One misconception a franchisee might have is that if they sell the franchise, they also assign their lease and they are off the hook for any payment. Rosen cautions franchisees that this is not the case.
“Unless provided in the lease guarantee, that upon sale, the franchisee is released, you usually have to provide a buyer to replace you. Without dotting the I’s and crossing the T’s, you may think that you are off the hook by selling or assigning, but you probably won’t be,” he said.
Multi-unit transfers tend to be more popular than single-unit ones, which means it may be easier to transfer a larger entity than a smaller one, Rosen said. Single unit franchises certainly sell, but it might take a little longer to complete the deal, he said.
Financing can be easier to obtain for multi-unit transfers. That’s because franchises with few locations are less attractive, in part because they lack proof that they can do well in all types of areas or economic climates, according to The Wall Street Journal.
Aside from the usual cash, credit cards or even asking for financial support from family and friends, the most common methods used to finance single and multi-unit franchise purchases include loans from the Small Business Administration, 401(k) business financing, unsecured loans and portfolio loans, according to Guidant Financial.

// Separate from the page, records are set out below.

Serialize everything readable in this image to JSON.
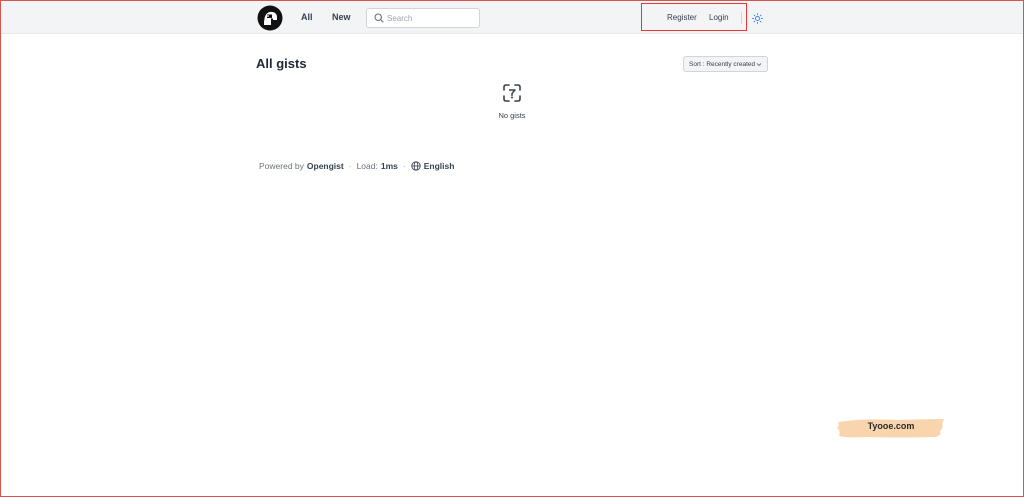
{
  "nav": {
    "all_label": "All",
    "new_label": "New",
    "search_placeholder": "Search",
    "register_label": "Register",
    "login_label": "Login",
    "highlight_color": "#e53935"
  },
  "icons": {
    "logo": "opengist-logo-icon",
    "search": "search-icon",
    "theme": "sun-icon",
    "empty": "gist-empty-icon",
    "globe": "globe-icon",
    "chevron": "chevron-down-icon"
  },
  "main": {
    "title": "All gists",
    "sort_label": "Sort : Recently created",
    "empty_text": "No gists"
  },
  "footer": {
    "powered_by": "Powered by",
    "brand": "Opengist",
    "load_label": "Load:",
    "load_value": "1ms",
    "language": "English",
    "separator": "·"
  },
  "watermark": {
    "text": "Tyooe.com",
    "color": "#f9d5ad"
  }
}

Internet sales continue to have a deep impact on the performance of retail franchises as well, as malls continue to shutter retail stores across the country. As mall traffic steadily declines, retail concepts are going to have to evolve in order to stay relevant. Last year, Rosen presented a paper on the effect of the internet on retail sales in the International Edition of Who’s Who Legal: Franchise, which cites Credit Suisse’s prediction that between 20 and 25% of American shopping malls are predicted to close in the next five years.
“Lenders may be reluctant to commit funds to projects that, in the past, they had fought over, or if they do lend, interest rates may increase and loan to equity ratios will become less favorable for developers. Tenants will become more conservative in committing to costly locations calling for exorbitant rents. Rents, therefore, will fall. All of these factors will, inevitably, have an impact on retail franchising, which will, of course, include the enthusiasm with which prospective franchisees view the franchise opportunities available to them,” Rosen said in the paper.
If you don’t have a franchise exit plan in place now, you can start by taking these steps today:
“An analysis of the relevant franchise agreement and lease provisions is key if a franchisee is considering a transfer or sale, even if that event is not in the immediate future. Working with a franchisor and getting feedback on any plan, even at an early stage is also recommended,” Einbinder said. “Ultimately, you can’t plan too far ahead when it comes to thinking about transferring your franchise.”